2UP is a gambling game primarily played in Australia. When it is described, it sounds like the Gamble game with coins you would traditionally play on a slot machine. It goes like this: There is a so-called Spinner who throws two pennies into the air. The players surrounding him will bet if the coins thrown will both come up heads or tails; or, conversely, if one coin comes up heads and the other tails. The latter is known as a “Ewan.” This 2 Up Game is normally played on Anzac Day in pubs and clubs throughout Australia. ”The reason is to mark a shared experience with Diggers through the ages.” A Digger is a military slang term for soldiers from Australia and New Zealand.

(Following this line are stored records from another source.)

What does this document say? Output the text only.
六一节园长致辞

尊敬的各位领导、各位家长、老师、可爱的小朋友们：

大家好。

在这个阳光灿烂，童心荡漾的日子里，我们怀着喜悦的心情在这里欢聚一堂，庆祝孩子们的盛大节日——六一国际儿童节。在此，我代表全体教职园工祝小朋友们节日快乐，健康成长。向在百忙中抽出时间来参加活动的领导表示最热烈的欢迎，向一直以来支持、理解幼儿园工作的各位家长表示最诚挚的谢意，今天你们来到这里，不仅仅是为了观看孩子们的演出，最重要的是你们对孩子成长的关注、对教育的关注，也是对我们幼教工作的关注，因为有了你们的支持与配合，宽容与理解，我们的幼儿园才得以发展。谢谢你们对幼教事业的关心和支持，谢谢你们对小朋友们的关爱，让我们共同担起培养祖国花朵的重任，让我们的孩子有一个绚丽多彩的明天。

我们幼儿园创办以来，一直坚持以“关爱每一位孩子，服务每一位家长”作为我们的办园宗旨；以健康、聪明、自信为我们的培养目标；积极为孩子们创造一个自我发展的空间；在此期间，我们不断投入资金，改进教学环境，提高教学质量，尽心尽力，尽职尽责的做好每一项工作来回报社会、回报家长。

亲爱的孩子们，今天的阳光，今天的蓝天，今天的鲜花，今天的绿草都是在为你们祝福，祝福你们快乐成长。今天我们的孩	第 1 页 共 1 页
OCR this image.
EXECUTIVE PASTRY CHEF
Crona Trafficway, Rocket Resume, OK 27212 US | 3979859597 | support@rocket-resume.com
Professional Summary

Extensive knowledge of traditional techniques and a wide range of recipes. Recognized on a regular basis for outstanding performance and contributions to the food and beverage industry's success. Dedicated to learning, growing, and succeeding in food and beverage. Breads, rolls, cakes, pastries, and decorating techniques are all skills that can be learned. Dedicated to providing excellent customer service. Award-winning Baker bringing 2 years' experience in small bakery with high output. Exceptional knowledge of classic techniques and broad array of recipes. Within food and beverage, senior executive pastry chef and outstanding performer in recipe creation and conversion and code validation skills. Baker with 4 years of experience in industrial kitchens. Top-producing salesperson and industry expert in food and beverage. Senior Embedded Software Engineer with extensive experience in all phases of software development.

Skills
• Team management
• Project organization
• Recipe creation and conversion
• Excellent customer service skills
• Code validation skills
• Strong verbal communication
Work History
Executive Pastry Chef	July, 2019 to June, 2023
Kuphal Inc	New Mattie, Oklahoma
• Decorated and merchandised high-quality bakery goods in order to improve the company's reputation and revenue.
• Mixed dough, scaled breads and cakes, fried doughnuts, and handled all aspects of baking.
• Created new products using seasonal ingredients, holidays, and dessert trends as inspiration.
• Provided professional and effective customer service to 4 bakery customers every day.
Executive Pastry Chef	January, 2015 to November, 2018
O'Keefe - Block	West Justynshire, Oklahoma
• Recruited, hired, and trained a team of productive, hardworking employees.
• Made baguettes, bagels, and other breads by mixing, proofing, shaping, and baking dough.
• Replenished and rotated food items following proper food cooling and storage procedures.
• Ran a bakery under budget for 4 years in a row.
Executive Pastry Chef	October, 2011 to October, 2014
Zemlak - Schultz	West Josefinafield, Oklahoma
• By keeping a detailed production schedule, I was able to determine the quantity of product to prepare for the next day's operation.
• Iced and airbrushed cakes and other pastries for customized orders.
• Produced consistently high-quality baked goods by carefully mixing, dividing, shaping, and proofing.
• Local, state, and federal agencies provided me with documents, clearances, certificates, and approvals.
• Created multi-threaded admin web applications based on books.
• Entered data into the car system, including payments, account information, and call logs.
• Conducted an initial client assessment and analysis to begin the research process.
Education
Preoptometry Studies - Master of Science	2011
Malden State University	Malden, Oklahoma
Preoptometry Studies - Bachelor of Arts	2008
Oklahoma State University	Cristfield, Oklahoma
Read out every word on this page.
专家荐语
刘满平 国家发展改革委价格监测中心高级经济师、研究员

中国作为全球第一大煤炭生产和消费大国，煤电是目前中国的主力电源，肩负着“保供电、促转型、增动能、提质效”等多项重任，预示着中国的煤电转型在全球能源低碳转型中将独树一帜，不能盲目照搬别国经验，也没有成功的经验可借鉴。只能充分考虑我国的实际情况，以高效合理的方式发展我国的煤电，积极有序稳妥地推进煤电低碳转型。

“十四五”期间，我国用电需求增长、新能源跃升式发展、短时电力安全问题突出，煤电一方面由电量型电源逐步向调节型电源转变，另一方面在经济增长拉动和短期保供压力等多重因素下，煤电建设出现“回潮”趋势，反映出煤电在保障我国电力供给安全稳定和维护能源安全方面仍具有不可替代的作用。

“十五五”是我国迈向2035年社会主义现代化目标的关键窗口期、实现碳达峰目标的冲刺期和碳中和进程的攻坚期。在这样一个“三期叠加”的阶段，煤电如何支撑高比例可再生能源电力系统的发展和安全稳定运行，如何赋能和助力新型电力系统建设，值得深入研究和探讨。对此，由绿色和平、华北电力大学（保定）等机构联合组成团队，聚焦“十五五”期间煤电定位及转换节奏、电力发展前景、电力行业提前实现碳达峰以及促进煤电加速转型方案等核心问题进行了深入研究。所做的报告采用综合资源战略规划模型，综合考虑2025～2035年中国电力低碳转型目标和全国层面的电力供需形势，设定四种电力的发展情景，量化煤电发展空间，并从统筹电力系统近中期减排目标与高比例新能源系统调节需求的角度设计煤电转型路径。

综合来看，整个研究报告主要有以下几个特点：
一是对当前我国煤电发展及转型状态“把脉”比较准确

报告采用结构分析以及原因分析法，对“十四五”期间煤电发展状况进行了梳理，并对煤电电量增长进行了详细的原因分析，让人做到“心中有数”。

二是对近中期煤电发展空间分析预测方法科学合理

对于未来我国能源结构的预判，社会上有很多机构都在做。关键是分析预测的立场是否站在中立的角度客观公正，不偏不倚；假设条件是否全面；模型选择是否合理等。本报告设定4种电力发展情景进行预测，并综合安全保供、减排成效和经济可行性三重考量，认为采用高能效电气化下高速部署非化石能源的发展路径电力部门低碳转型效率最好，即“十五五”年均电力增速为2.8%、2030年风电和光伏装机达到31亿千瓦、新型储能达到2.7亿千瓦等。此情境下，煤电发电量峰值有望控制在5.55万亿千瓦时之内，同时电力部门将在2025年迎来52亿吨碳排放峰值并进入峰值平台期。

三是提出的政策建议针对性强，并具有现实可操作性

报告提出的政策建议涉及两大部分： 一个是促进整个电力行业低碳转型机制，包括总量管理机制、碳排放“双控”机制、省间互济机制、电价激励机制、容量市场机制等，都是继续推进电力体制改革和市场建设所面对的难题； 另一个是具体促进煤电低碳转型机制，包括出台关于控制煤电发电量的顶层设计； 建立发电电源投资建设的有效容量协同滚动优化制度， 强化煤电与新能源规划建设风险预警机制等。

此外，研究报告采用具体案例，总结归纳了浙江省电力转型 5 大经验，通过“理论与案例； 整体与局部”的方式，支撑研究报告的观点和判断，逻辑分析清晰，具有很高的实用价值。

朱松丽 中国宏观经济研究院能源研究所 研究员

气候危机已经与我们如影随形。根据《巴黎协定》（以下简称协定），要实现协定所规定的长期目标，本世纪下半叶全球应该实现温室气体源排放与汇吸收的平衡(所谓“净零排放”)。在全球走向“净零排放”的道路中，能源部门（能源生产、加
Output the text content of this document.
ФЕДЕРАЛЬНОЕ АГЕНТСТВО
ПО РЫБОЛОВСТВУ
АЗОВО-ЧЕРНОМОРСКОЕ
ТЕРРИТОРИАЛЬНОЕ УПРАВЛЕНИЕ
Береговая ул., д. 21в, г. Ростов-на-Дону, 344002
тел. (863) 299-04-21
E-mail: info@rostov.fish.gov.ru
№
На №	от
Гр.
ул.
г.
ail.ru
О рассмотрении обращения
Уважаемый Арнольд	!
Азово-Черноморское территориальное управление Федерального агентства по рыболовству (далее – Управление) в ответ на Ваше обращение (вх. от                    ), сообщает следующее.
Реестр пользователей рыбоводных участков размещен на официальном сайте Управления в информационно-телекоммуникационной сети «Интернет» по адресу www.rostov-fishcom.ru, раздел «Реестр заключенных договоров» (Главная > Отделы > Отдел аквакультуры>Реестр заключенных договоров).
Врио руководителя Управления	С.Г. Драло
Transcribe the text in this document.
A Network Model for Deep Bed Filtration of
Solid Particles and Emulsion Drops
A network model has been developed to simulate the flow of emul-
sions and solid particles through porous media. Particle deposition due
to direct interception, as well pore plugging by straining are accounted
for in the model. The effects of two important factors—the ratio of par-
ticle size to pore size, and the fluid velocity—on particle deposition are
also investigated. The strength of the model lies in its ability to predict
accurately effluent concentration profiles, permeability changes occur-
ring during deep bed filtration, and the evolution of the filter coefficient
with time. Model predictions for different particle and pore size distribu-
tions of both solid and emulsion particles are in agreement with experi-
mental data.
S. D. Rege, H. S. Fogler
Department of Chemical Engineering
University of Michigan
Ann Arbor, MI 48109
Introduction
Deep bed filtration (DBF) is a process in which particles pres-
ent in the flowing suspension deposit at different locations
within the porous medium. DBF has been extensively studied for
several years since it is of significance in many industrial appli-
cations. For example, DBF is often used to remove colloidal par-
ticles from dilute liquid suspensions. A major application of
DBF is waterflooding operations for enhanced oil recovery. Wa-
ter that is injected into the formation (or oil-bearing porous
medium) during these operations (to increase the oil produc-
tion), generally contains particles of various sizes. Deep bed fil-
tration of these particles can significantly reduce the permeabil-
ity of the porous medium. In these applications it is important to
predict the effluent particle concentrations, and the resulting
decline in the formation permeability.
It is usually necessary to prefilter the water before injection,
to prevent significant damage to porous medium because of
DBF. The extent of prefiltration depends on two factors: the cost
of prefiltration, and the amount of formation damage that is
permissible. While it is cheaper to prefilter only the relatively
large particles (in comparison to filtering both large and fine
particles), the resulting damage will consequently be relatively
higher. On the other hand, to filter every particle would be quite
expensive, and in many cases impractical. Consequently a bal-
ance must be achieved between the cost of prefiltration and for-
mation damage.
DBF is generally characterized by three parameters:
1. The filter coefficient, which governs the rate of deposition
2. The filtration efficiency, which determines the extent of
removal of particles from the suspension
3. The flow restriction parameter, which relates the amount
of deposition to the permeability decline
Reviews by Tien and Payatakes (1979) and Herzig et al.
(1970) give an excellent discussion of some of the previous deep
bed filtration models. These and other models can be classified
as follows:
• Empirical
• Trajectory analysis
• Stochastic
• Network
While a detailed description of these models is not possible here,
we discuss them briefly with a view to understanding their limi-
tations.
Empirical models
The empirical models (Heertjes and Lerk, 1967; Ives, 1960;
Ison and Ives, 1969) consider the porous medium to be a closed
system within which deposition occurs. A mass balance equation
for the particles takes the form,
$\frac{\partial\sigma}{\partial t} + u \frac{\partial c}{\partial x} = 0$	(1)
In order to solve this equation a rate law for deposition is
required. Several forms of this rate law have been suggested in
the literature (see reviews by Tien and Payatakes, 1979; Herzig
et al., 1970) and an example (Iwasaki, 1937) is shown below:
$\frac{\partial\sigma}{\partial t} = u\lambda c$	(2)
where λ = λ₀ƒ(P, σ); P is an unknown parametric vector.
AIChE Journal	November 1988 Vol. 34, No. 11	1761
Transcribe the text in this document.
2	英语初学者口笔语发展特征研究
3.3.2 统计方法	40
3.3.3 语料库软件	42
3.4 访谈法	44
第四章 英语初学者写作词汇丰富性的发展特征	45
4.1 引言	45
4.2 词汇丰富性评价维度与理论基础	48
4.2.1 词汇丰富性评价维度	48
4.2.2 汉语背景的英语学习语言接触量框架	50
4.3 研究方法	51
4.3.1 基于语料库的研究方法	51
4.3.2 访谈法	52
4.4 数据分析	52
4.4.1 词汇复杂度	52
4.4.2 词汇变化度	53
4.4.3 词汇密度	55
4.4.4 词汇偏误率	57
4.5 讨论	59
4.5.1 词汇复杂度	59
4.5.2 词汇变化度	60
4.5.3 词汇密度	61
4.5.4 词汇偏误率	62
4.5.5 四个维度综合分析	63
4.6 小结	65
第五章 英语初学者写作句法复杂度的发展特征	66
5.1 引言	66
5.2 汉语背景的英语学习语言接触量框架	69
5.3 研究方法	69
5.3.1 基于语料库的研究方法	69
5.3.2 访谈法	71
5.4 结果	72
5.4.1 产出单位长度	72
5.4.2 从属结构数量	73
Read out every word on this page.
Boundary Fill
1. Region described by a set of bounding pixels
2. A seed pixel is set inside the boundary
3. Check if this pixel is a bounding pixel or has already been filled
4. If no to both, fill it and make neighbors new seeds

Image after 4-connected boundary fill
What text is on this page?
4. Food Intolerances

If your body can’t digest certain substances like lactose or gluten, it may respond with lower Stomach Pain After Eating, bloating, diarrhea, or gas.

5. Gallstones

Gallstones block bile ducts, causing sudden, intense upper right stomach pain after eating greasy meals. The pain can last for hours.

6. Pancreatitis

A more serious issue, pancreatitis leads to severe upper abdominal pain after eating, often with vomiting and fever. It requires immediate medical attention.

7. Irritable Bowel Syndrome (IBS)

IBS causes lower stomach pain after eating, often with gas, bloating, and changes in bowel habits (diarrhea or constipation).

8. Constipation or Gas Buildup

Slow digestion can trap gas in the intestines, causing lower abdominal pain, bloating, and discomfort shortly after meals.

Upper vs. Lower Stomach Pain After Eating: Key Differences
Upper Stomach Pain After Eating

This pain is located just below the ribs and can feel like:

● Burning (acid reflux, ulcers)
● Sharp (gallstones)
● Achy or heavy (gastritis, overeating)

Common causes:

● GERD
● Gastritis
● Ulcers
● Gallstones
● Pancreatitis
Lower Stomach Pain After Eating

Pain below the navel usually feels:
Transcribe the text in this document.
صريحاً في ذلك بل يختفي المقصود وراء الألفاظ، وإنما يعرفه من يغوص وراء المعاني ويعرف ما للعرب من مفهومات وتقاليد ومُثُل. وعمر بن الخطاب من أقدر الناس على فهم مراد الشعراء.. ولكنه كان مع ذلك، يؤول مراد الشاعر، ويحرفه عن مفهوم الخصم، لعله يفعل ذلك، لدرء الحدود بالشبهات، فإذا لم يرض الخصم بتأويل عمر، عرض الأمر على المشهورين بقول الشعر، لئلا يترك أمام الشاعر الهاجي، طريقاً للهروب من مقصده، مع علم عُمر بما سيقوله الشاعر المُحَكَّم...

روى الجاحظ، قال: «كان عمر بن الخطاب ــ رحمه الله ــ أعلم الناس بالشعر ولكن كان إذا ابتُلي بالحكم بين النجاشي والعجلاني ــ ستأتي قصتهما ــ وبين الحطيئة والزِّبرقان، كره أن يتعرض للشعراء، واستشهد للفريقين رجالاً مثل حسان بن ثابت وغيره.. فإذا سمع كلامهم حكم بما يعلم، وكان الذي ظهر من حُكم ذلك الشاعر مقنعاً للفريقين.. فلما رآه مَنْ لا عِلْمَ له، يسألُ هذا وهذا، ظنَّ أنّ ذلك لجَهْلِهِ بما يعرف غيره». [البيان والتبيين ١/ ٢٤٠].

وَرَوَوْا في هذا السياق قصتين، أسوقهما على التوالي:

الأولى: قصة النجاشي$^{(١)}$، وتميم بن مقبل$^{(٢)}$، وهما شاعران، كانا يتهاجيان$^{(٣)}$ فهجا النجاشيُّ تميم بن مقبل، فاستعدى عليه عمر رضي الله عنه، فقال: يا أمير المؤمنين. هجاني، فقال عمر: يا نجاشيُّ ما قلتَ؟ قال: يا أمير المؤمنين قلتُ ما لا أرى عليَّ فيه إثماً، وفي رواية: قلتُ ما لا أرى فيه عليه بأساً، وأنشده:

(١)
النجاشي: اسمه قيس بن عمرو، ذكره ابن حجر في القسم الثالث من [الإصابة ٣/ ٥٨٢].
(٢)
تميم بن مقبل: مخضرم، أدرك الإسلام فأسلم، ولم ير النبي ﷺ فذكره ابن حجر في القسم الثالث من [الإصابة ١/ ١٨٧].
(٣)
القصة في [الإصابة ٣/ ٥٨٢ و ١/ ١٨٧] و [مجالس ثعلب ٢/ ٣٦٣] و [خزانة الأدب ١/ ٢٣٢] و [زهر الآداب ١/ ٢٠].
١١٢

Official sources state that “their weight, size, and surface design make them ideal for the game. Weight and size make them stable on the "kip" and easy to spin in the air. The design of pre-1939 pennies had the sovereign's head on the obverse (front) and the reverse was totally covered in writing making the result very easy and quick to see.” A “kip” is a small piece of wood on which the coins are placed before being tossed. Both coins are placed tails up.
“The popularity of two-up declined after the 1950s as more sophisticated forms of gambling like baccarat gained popularity in illegal gaming houses, and pokies were legalized in clubs. Legal two-up arrived with its introduction as a table game at the new casino in Hobart in 1973, but is now only offered at Crown Perth and Crown Melbourne. Two-up has also been legalized on Anzac Day, when it is played in Returned Servicemen's League (RSL) clubs and hotels. Several tourist "two-up schools" in the Outback have also been legalized. Under the New South Wales Gambling (Two-Up) Act 1998, playing two-up in NSW is not unlawful on Anzac Day.”
Although pennies were not used traditionally, quarters were mainly used in this game. Players would throw quarters up against a wall, and the player whose quarter landed closest to the wall would win all the quarters.